Node and edge identity is kept by clojure. I don't have to come up with any sort of indexing scheme or common reference point. The keys and values of the maps are the things they represent, not a lookup elsewhere or ref. Your node structure can be all nils, and as long as it's unique, it can be represented in the graph.
The only big-ish disadvantage I see is that for any given operation (add, remove, any algorithm), you can't just pass it a starting node. You have to pass the whole graph map and a starting node, which is probably a fair price to pay for the simplicity of the whole thing. Another minor disadvantage (or maybe not) is that for an undirected edge you have to define the edge in each direction. This is actually okay because sometimes an edge has a different value for each direction and this scheme allows you to do that.
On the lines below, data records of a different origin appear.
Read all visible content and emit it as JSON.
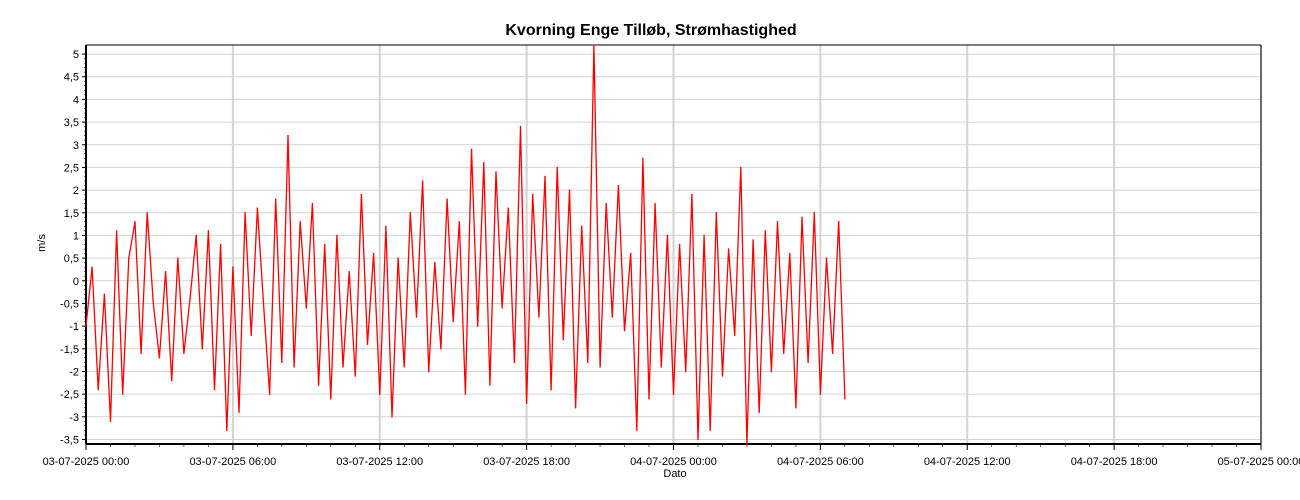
{
  "chart_data": {
    "type": "line",
    "title": "Kvorning Enge Tilløb, Strømhastighed",
    "xlabel": "Dato",
    "ylabel": "m/s",
    "ylim": [
      -3.6,
      5.2
    ],
    "xlim": [
      "03-07-2025 00:00",
      "05-07-2025 00:00"
    ],
    "grid": true,
    "x_ticks": [
      "03-07-2025 00:00",
      "03-07-2025 06:00",
      "03-07-2025 12:00",
      "03-07-2025 18:00",
      "04-07-2025 00:00",
      "04-07-2025 06:00",
      "04-07-2025 12:00",
      "04-07-2025 18:00",
      "05-07-2025 00:00"
    ],
    "y_ticks": [
      {
        "value": 5,
        "label": "5"
      },
      {
        "value": 4.5,
        "label": "4,5"
      },
      {
        "value": 4,
        "label": "4"
      },
      {
        "value": 3.5,
        "label": "3,5"
      },
      {
        "value": 3,
        "label": "3"
      },
      {
        "value": 2.5,
        "label": "2,5"
      },
      {
        "value": 2,
        "label": "2"
      },
      {
        "value": 1.5,
        "label": "1,5"
      },
      {
        "value": 1,
        "label": "1"
      },
      {
        "value": 0.5,
        "label": "0,5"
      },
      {
        "value": 0,
        "label": "0"
      },
      {
        "value": -0.5,
        "label": "-0,5"
      },
      {
        "value": -1,
        "label": "-1"
      },
      {
        "value": -1.5,
        "label": "-1,5"
      },
      {
        "value": -2,
        "label": "-2"
      },
      {
        "value": -2.5,
        "label": "-2,5"
      },
      {
        "value": -3,
        "label": "-3"
      },
      {
        "value": -3.5,
        "label": "-3,5"
      }
    ],
    "series": [
      {
        "color": "#ff0000",
        "x": [
          "03-07-2025 00:00",
          "03-07-2025 00:15",
          "03-07-2025 00:30",
          "03-07-2025 00:45",
          "03-07-2025 01:00",
          "03-07-2025 01:15",
          "03-07-2025 01:30",
          "03-07-2025 01:45",
          "03-07-2025 02:00",
          "03-07-2025 02:15",
          "03-07-2025 02:30",
          "03-07-2025 02:45",
          "03-07-2025 03:00",
          "03-07-2025 03:15",
          "03-07-2025 03:30",
          "03-07-2025 03:45",
          "03-07-2025 04:00",
          "03-07-2025 04:15",
          "03-07-2025 04:30",
          "03-07-2025 04:45",
          "03-07-2025 05:00",
          "03-07-2025 05:15",
          "03-07-2025 05:30",
          "03-07-2025 05:45",
          "03-07-2025 06:00",
          "03-07-2025 06:15",
          "03-07-2025 06:30",
          "03-07-2025 06:45",
          "03-07-2025 07:00",
          "03-07-2025 07:15",
          "03-07-2025 07:30",
          "03-07-2025 07:45",
          "03-07-2025 08:00",
          "03-07-2025 08:15",
          "03-07-2025 08:30",
          "03-07-2025 08:45",
          "03-07-2025 09:00",
          "03-07-2025 09:15",
          "03-07-2025 09:30",
          "03-07-2025 09:45",
          "03-07-2025 10:00",
          "03-07-2025 10:15",
          "03-07-2025 10:30",
          "03-07-2025 10:45",
          "03-07-2025 11:00",
          "03-07-2025 11:15",
          "03-07-2025 11:30",
          "03-07-2025 11:45",
          "03-07-2025 12:00",
          "03-07-2025 12:15",
          "03-07-2025 12:30",
          "03-07-2025 12:45",
          "03-07-2025 13:00",
          "03-07-2025 13:15",
          "03-07-2025 13:30",
          "03-07-2025 13:45",
          "03-07-2025 14:00",
          "03-07-2025 14:15",
          "03-07-2025 14:30",
          "03-07-2025 14:45",
          "03-07-2025 15:00",
          "03-07-2025 15:15",
          "03-07-2025 15:30",
          "03-07-2025 15:45",
          "03-07-2025 16:00",
          "03-07-2025 16:15",
          "03-07-2025 16:30",
          "03-07-2025 16:45",
          "03-07-2025 17:00",
          "03-07-2025 17:15",
          "03-07-2025 17:30",
          "03-07-2025 17:45",
          "03-07-2025 18:00",
          "03-07-2025 18:15",
          "03-07-2025 18:30",
          "03-07-2025 18:45",
          "03-07-2025 19:00",
          "03-07-2025 19:15",
          "03-07-2025 19:30",
          "03-07-2025 19:45",
          "03-07-2025 20:00",
          "03-07-2025 20:15",
          "03-07-2025 20:30",
          "03-07-2025 20:45",
          "03-07-2025 21:00",
          "03-07-2025 21:15",
          "03-07-2025 21:30",
          "03-07-2025 21:45",
          "03-07-2025 22:00",
          "03-07-2025 22:15",
          "03-07-2025 22:30",
          "03-07-2025 22:45",
          "03-07-2025 23:00",
          "03-07-2025 23:15",
          "03-07-2025 23:30",
          "03-07-2025 23:45",
          "04-07-2025 00:00",
          "04-07-2025 00:15",
          "04-07-2025 00:30",
          "04-07-2025 00:45",
          "04-07-2025 01:00",
          "04-07-2025 01:15",
          "04-07-2025 01:30",
          "04-07-2025 01:45",
          "04-07-2025 02:00",
          "04-07-2025 02:15",
          "04-07-2025 02:30",
          "04-07-2025 02:45",
          "04-07-2025 03:00",
          "04-07-2025 03:15",
          "04-07-2025 03:30",
          "04-07-2025 03:45",
          "04-07-2025 04:00",
          "04-07-2025 04:15",
          "04-07-2025 04:30",
          "04-07-2025 04:45",
          "04-07-2025 05:00",
          "04-07-2025 05:15",
          "04-07-2025 05:30",
          "04-07-2025 05:45",
          "04-07-2025 06:00",
          "04-07-2025 06:15",
          "04-07-2025 06:30",
          "04-07-2025 06:45",
          "04-07-2025 07:00"
        ],
        "values": [
          -1.0,
          0.3,
          -2.4,
          -0.3,
          -3.1,
          1.1,
          -2.5,
          0.5,
          1.3,
          -1.6,
          1.5,
          -0.5,
          -1.7,
          0.2,
          -2.2,
          0.5,
          -1.6,
          -0.4,
          1.0,
          -1.5,
          1.1,
          -2.4,
          0.8,
          -3.3,
          0.3,
          -2.9,
          1.5,
          -1.2,
          1.6,
          -0.5,
          -2.5,
          1.8,
          -1.8,
          3.2,
          -1.9,
          1.3,
          -0.6,
          1.7,
          -2.3,
          0.8,
          -2.6,
          1.0,
          -1.9,
          0.2,
          -2.1,
          1.9,
          -1.4,
          0.6,
          -2.5,
          1.2,
          -3.0,
          0.5,
          -1.9,
          1.5,
          -0.8,
          2.2,
          -2.0,
          0.4,
          -1.5,
          1.8,
          -0.9,
          1.3,
          -2.5,
          2.9,
          -1.0,
          2.6,
          -2.3,
          2.4,
          -0.6,
          1.6,
          -1.8,
          3.4,
          -2.7,
          1.9,
          -0.8,
          2.3,
          -2.4,
          2.5,
          -1.3,
          2.0,
          -2.8,
          1.2,
          -1.8,
          5.2,
          -1.9,
          1.7,
          -0.8,
          2.1,
          -1.1,
          0.6,
          -3.3,
          2.7,
          -2.6,
          1.7,
          -1.9,
          1.0,
          -2.5,
          0.8,
          -2.0,
          1.9,
          -3.5,
          1.0,
          -3.3,
          1.5,
          -2.1,
          0.7,
          -1.2,
          2.5,
          -3.6,
          0.9,
          -2.9,
          1.1,
          -2.0,
          1.3,
          -1.6,
          0.6,
          -2.8,
          1.4,
          -1.8,
          1.5,
          -2.5,
          0.5,
          -1.6,
          1.3,
          -2.6
        ]
      }
    ]
  }
}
The only other thing I see here is that because an edge is implicit in the existence of a key-value pair in the map, you cannot define a hyperedge (ie one which connects more than 2 nodes). I don't think this is a big deal necessarily since most graph algorithms I've come across (all?) only deal with an edge that connects 2 nodes.
I ran into this challenge before and concluded that it isn't possible using truly immutable data structures in Clojure at present.
However you may find one or more of the following options acceptable:
Use deftype with ":unsynchronized-mutable" to create a mutable :edges field in each node that you change only once during construction. You can treat it as read-only from then on, with no extra indirection overhead. This approach will probably have the best performance but is a bit of a hack.
Use an atom to implement :edges. There is a bit of extra indirection, but I've personally found reading atoms to be extremely efficient.